Sunday, March 8, 2009

Phoebe in Wonderland



Film Review by Kam Williams

Headline: Elle Fanning Excels in Character Study of Mentally-Troubled Child

At first blush, Phoebe Lichten (Elle Fanning) looks like your normal nine year-old. Sure, the precocious fourth grader tends to frustrate her teachers by talking out of turn in class, but that disruptive behavior might easily be deemed as natural for any curious child with a creative mind. Granted, such impulsive outbursts are nowadays deemed Attention Deficit Disorder and treated with a little Ritalin by adults inclined to medicate rather than tolerate a kid who can’t seem to sit still.

Phoebe’s case proves to be a little more complicated than just nervous energy when her acting out escalates to obsessive-compulsive tendencies and spitting on classmates while playing tag on the schoolyard.

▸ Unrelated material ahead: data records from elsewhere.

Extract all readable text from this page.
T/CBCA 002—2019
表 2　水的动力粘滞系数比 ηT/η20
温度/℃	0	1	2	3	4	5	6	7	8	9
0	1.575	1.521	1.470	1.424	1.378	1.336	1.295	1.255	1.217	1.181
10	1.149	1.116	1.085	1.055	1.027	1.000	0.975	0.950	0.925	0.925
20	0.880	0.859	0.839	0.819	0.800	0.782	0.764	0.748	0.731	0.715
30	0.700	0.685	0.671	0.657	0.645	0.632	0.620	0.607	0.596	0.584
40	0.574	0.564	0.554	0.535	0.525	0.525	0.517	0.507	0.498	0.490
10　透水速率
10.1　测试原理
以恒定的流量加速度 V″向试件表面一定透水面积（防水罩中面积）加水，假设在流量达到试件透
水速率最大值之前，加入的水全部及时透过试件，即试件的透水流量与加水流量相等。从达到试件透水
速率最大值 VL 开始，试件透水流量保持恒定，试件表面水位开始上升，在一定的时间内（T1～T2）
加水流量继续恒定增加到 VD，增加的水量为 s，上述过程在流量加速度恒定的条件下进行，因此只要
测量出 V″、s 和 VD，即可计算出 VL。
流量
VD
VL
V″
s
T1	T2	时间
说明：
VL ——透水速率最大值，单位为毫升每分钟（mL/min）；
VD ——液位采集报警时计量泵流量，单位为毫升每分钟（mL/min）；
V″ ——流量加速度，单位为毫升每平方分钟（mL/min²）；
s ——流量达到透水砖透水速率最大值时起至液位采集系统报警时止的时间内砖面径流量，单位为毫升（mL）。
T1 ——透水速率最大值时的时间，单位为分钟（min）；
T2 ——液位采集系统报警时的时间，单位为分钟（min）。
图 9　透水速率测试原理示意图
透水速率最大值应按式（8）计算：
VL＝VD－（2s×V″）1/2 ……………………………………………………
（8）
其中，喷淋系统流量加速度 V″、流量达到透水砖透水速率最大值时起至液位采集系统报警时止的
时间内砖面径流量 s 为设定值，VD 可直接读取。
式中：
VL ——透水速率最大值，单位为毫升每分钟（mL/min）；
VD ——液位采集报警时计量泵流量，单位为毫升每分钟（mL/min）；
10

This incident lands her in hot water with the principal (Campbell Scott) who informs her parents (Bill Pullman and Felicity Hoffman) of the infraction.

However, their well-meaning, if perfunctory intervention proves to be ineffective, as Phoebe ends up in counseling with a lame shrink (Peter Gerety) who snap-diagnoses Tourette’s Syndrome as the source of her outbursts, even though that condition doesn’t really explain all of her symptoms. Tragically, Mrs. Lichten is too busy to give Phoebe all the attention she needs, being already stretched thin between writing a book about Alice in Wonderland and finding quality time for her other daughter, Olivia (Bailee Madison).

As fate would have it, a guardian angel appears in the person of a drama teacher (Patricia Clarkson) whose protective instincts kick-in when she senses that Phoebe’s a kid in crisis. So, sympathetic Miss Dodger decides to cast her in the title role of the next school production which just happens to be Alice in Wonderland.

Unfortunately, Dodger’s openly encouraging Phoebe’s flights of fancy during rehearsals only seems to accelerate the deterioration of the girl’s mental condition. Soon, we find the child further and further divorced from reality, and engaging in conversations with the White Rabbit, the King of Hearts and other characters she starts imagining from the Lewis Carroll classic.

So unfolds Phoebe in Wonderland, a serious examination of mental illness which doesn’t offer any pat answers or serve up a syrupy sendoff. Written and directed by Daniel Barnz, the picture is worthwhile for the powerful performance of Elle Fanning alone, an emerging star steadily rising out of her sister Dakota’s shadow. Elle is unusually adept here at holding you in her thrall while conveying both the innocence and the angst of a desperate adolescent trapped inside of a brain gradually coming apart at the seams.

Phoebe in Wonderland? It’s ‘Fanning’tastic!

Excellent (4 stars)
Rated PG-13 for mature themes and brief profanity.